Saturday, 1 October 2011

M1 – improving your landscape?

When whizzing back yesterday on M1 I had a new viewpoint to consider. I found out that a famous conservationist had written in 1935 that some dull, rolling landscapes, not very attractive for a walker, could be improved by building motorways over them. The landscape could become alive with speed when especially younger drivers would develop a new kind of relationship with their rural countryside passing by.

From the beginning rural beauty was something to consider when motorways were planned. However, in the beginning there was little opposition to the plans until the first campaign against a route of a British motorway took place in Leicestershire in 1957 and 1958. The routing of the second phase of M1 through Charnwood Forest was opposed by ramblers and even by the Royal Fine Art Commission.

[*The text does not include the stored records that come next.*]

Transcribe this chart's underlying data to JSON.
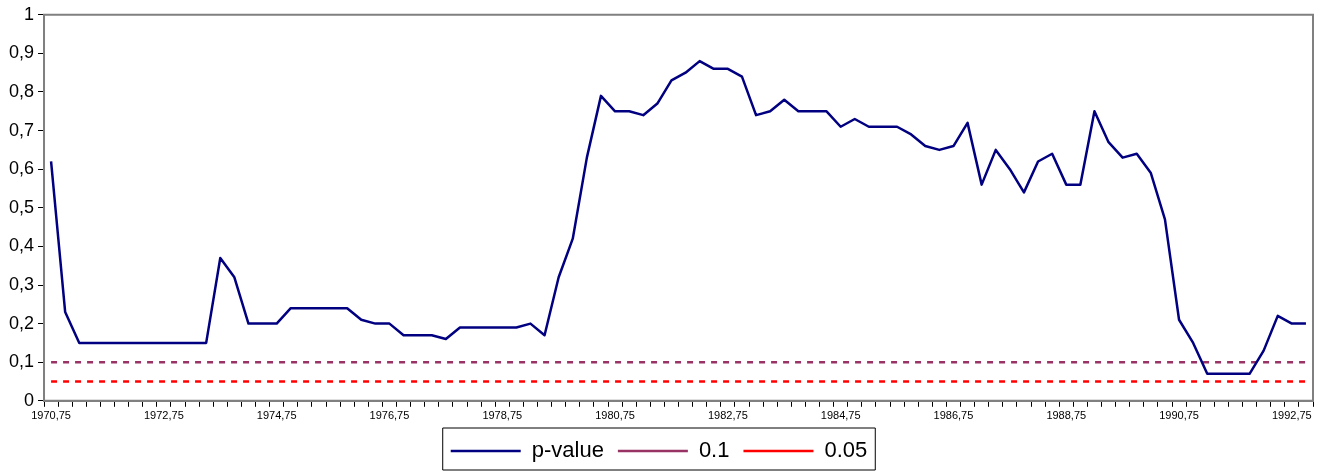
{
  "chart_data": {
    "type": "line",
    "categories": [
      "1970,75",
      null,
      null,
      null,
      null,
      null,
      null,
      null,
      "1972,75",
      null,
      null,
      null,
      null,
      null,
      null,
      null,
      "1974,75",
      null,
      null,
      null,
      null,
      null,
      null,
      null,
      "1976,75",
      null,
      null,
      null,
      null,
      null,
      null,
      null,
      "1978,75",
      null,
      null,
      null,
      null,
      null,
      null,
      null,
      "1980,75",
      null,
      null,
      null,
      null,
      null,
      null,
      null,
      "1982,75",
      null,
      null,
      null,
      null,
      null,
      null,
      null,
      "1984,75",
      null,
      null,
      null,
      null,
      null,
      null,
      null,
      "1986,75",
      null,
      null,
      null,
      null,
      null,
      null,
      null,
      "1988,75",
      null,
      null,
      null,
      null,
      null,
      null,
      null,
      "1990,75",
      null,
      null,
      null,
      null,
      null,
      null,
      null,
      "1992,75",
      null
    ],
    "series": [
      {
        "name": "p-value",
        "color": "#000080",
        "line_style": "solid",
        "values": [
          0.62,
          0.23,
          0.15,
          0.15,
          0.15,
          0.15,
          0.15,
          0.15,
          0.15,
          0.15,
          0.15,
          0.15,
          0.37,
          0.32,
          0.2,
          0.2,
          0.2,
          0.24,
          0.24,
          0.24,
          0.24,
          0.24,
          0.21,
          0.2,
          0.2,
          0.17,
          0.17,
          0.17,
          0.16,
          0.19,
          0.19,
          0.19,
          0.19,
          0.19,
          0.2,
          0.17,
          0.32,
          0.42,
          0.63,
          0.79,
          0.75,
          0.75,
          0.74,
          0.77,
          0.83,
          0.85,
          0.88,
          0.86,
          0.86,
          0.84,
          0.74,
          0.75,
          0.78,
          0.75,
          0.75,
          0.75,
          0.71,
          0.73,
          0.71,
          0.71,
          0.71,
          0.69,
          0.66,
          0.65,
          0.66,
          0.72,
          0.56,
          0.65,
          0.6,
          0.54,
          0.62,
          0.64,
          0.56,
          0.56,
          0.75,
          0.67,
          0.63,
          0.64,
          0.59,
          0.47,
          0.21,
          0.15,
          0.07,
          0.07,
          0.07,
          0.07,
          0.13,
          0.22,
          0.2,
          0.2
        ]
      },
      {
        "name": "0.1",
        "color": "#993366",
        "line_style": "dashed",
        "values": [
          0.1,
          0.1,
          0.1,
          0.1,
          0.1,
          0.1,
          0.1,
          0.1,
          0.1,
          0.1,
          0.1,
          0.1,
          0.1,
          0.1,
          0.1,
          0.1,
          0.1,
          0.1,
          0.1,
          0.1,
          0.1,
          0.1,
          0.1,
          0.1,
          0.1,
          0.1,
          0.1,
          0.1,
          0.1,
          0.1,
          0.1,
          0.1,
          0.1,
          0.1,
          0.1,
          0.1,
          0.1,
          0.1,
          0.1,
          0.1,
          0.1,
          0.1,
          0.1,
          0.1,
          0.1,
          0.1,
          0.1,
          0.1,
          0.1,
          0.1,
          0.1,
          0.1,
          0.1,
          0.1,
          0.1,
          0.1,
          0.1,
          0.1,
          0.1,
          0.1,
          0.1,
          0.1,
          0.1,
          0.1,
          0.1,
          0.1,
          0.1,
          0.1,
          0.1,
          0.1,
          0.1,
          0.1,
          0.1,
          0.1,
          0.1,
          0.1,
          0.1,
          0.1,
          0.1,
          0.1,
          0.1,
          0.1,
          0.1,
          0.1,
          0.1,
          0.1,
          0.1,
          0.1,
          0.1,
          0.1
        ]
      },
      {
        "name": "0.05",
        "color": "#ff0000",
        "line_style": "dashed",
        "values": [
          0.05,
          0.05,
          0.05,
          0.05,
          0.05,
          0.05,
          0.05,
          0.05,
          0.05,
          0.05,
          0.05,
          0.05,
          0.05,
          0.05,
          0.05,
          0.05,
          0.05,
          0.05,
          0.05,
          0.05,
          0.05,
          0.05,
          0.05,
          0.05,
          0.05,
          0.05,
          0.05,
          0.05,
          0.05,
          0.05,
          0.05,
          0.05,
          0.05,
          0.05,
          0.05,
          0.05,
          0.05,
          0.05,
          0.05,
          0.05,
          0.05,
          0.05,
          0.05,
          0.05,
          0.05,
          0.05,
          0.05,
          0.05,
          0.05,
          0.05,
          0.05,
          0.05,
          0.05,
          0.05,
          0.05,
          0.05,
          0.05,
          0.05,
          0.05,
          0.05,
          0.05,
          0.05,
          0.05,
          0.05,
          0.05,
          0.05,
          0.05,
          0.05,
          0.05,
          0.05,
          0.05,
          0.05,
          0.05,
          0.05,
          0.05,
          0.05,
          0.05,
          0.05,
          0.05,
          0.05,
          0.05,
          0.05,
          0.05,
          0.05,
          0.05,
          0.05,
          0.05,
          0.05,
          0.05,
          0.05
        ]
      }
    ],
    "ylim": [
      0,
      1
    ],
    "yticks": [
      0,
      {
        "value": 0.1,
        "label": "0,1"
      },
      {
        "value": 0.2,
        "label": "0,2"
      },
      {
        "value": 0.3,
        "label": "0,3"
      },
      {
        "value": 0.4,
        "label": "0,4"
      },
      {
        "value": 0.5,
        "label": "0,5"
      },
      {
        "value": 0.6,
        "label": "0,6"
      },
      {
        "value": 0.7,
        "label": "0,7"
      },
      {
        "value": 0.8,
        "label": "0,8"
      },
      {
        "value": 0.9,
        "label": "0,9"
      },
      1
    ],
    "legend": "bottom",
    "marker": "none"
  }
}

The alternative route through the Soar Valley was opposed by the farmers who did not want to lose their valuable agricultural land. The current route was the compromise, which saved a chunk of National Forest.

It was fascinating to read Merriman's book that discussed geographically constructing, planning and designing M1 but did not really mention archaeology. The constructors must have ploughed through some archaeology. At least they seem to have recorded their building work meticulously. There were air photos, helicopter rides, even an artist painting motorway construction scenes. The locals sometimes recorded the landscape to be altered and to be vanished – in Northamptonshire the Camera Club did exactly this and in Luton local residents did the same. The locals also came to see diggers and to take photographs. There must be ditch sections visible in some of those photos.